14 thoughts on “Dear Diary”

  1. Kay says:

    dear Margie

    You’re missing a lot. That 17 year old was fascinating, daring, adventurous, curious, rebellious, super bright, on an existential track … while most of her intelligent but reserved classmates were locked in banal modes of aspiring middle class respectability. Celebrate that fascinating teenager. She’s terrific, even if she sometimes goes off track…it was a track beyond the horizon for most of those of us in the box.

    1. margaret says:

      Thanks for reminding me, Kay. This is why you appear in my dreams.

  2. Jonas says:

    This is awesome. It’s dangerous, personal, and human. I would love to see your further adventures into journal-land.

  3. Sarah Forth says:

    By all means DO read those diaries and DO forgive and fall in love with that teenager, who was only doing what we all did: fighting with our mothers, confusing love with loss & death, moaning about the inadequacies of our lives.*

    In working on a memoir, I’ve had to reread the stack of journals that I’ve kept intermittently over the years. Quite a lesson in learning to love. And, yes, a deep spiritual practice. (And probably why it took me 5 years to complete a [bad] first draft.)

    Best wishes on your journey.

    *A parent destroying great works of literature counts as a legitimate grievance IMHO.

    1. margaret says:

      Thank you, Sarah. What’s so “bad” about your first memoir draft? I’m curious.

  4. Dirk van Nouhuys says:

    Huxley wrote Point Countepoirt. What Gide did mom throw out?

    1. margaret says:

      Dear Dirk,
      I knew you could correct me! The book by Gide must have been The Counterfeiters. Margaret

  5. Judy Magness says:

    This is indeed awesome. I am so sorry your mother did that, it is to my mind inexcusable. This is meaningful and revealing M. And I know it makes AM, C & J even more grateful for theirs!!!!

    1. margaret says:

      Absolutely inexcusable, I agree, Judy. But now I see her point. Those guys (with the exception of maybe Gibran) had very little to do with living a good life all in all. She was hoping I’d be reading Pilgrims’ Progress!

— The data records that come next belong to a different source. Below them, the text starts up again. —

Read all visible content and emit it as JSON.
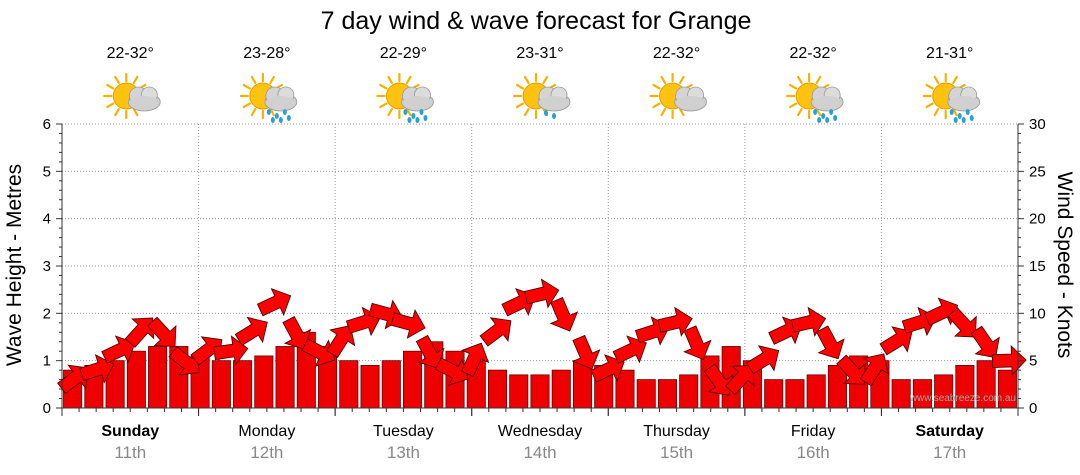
{
  "chart_data": {
    "type": "bar",
    "title": "7 day wind & wave forecast for Grange",
    "ylabel_left": "Wave Height - Metres",
    "ylabel_right": "Wind Speed - Knots",
    "ylim_left": [
      0,
      6
    ],
    "ylim_right": [
      0,
      30
    ],
    "yticks_left": [
      "0",
      "1",
      "2",
      "3",
      "4",
      "5",
      "6"
    ],
    "yticks_right": [
      "0",
      "5",
      "10",
      "15",
      "20",
      "25",
      "30"
    ],
    "grid": true,
    "credit": "www.seabreeze.com.au",
    "days": [
      {
        "day": "Sunday",
        "date": "11th",
        "temp": "22-32°",
        "icon": "sun-cloud-icon",
        "bold": true
      },
      {
        "day": "Monday",
        "date": "12th",
        "temp": "23-28°",
        "icon": "sun-cloud-rain-icon",
        "bold": false
      },
      {
        "day": "Tuesday",
        "date": "13th",
        "temp": "22-29°",
        "icon": "sun-cloud-rain-icon",
        "bold": false
      },
      {
        "day": "Wednesday",
        "date": "14th",
        "temp": "23-31°",
        "icon": "sun-cloud-drizzle-icon",
        "bold": false
      },
      {
        "day": "Thursday",
        "date": "15th",
        "temp": "22-32°",
        "icon": "sun-cloud-icon",
        "bold": false
      },
      {
        "day": "Friday",
        "date": "16th",
        "temp": "22-32°",
        "icon": "sun-cloud-rain-icon",
        "bold": false
      },
      {
        "day": "Saturday",
        "date": "17th",
        "temp": "21-31°",
        "icon": "sun-cloud-rain-icon",
        "bold": true
      }
    ],
    "wave_height_m": [
      0.8,
      0.9,
      1.0,
      1.2,
      1.3,
      1.3,
      1.1,
      1.0,
      1.0,
      1.1,
      1.3,
      1.6,
      1.3,
      1.0,
      0.9,
      1.0,
      1.2,
      1.4,
      1.2,
      1.0,
      0.8,
      0.7,
      0.7,
      0.8,
      1.0,
      0.9,
      0.8,
      0.6,
      0.6,
      0.7,
      1.1,
      1.3,
      1.0,
      0.6,
      0.6,
      0.7,
      0.9,
      1.1,
      1.0,
      0.6,
      0.6,
      0.7,
      0.9,
      1.0,
      0.8
    ],
    "wind_speed_kn": [
      3,
      4,
      6,
      8,
      8,
      5,
      6,
      6,
      8,
      11,
      8,
      6,
      7,
      9,
      10,
      9,
      6,
      4,
      5,
      8,
      11,
      12,
      10,
      6,
      4,
      6,
      8,
      9,
      7,
      3,
      3,
      5,
      8,
      9,
      7,
      4,
      4,
      7,
      9,
      10,
      9,
      7,
      5
    ]
  }
}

  6. Rose Marie Wallace says:

    Love, love, love. I love that girl, that woman!

    1. margaret says:

      Love you too, Rose.

      1. Mary Helen Hough says:

        Margie, You are awesome. This makes me curious to know more about your mother. This is a different world today. I would love to know what your mother’s motives would be in the now culture.

        1. margaret says:

          Thank you for the big hug of support, Mary Helen. I can’t imagine my mother’s motives in the Now culture of today. She was of a different world, one with rules you didn’t question, at least never in public. But having three children of my own, I have great sympathy for any mother worrying about her naive daughter thrusting herself among the dangers inherent in our culture, then or now.

  7. Mary Helen Hough says:

    Margie, If your Mother was living in today’s world, I think she would have allowed you to explore. You were and are so bright. I remember how sometimes I could not relate to your passion with such writings. I admired you.

    I have a niece who is very intelligent. She attends a private school in Virginia, named Foxcroft. She is a freshman and is way over my head with intelligence. She wrote a trilogy when she was 10 yrs. old. She has an older sister who is 17 and was born with autism spectrum disorder. She is bright as well, but does not speak very much. My niece started a school near Leesburg, VA called Aurora School. You might want to check it out.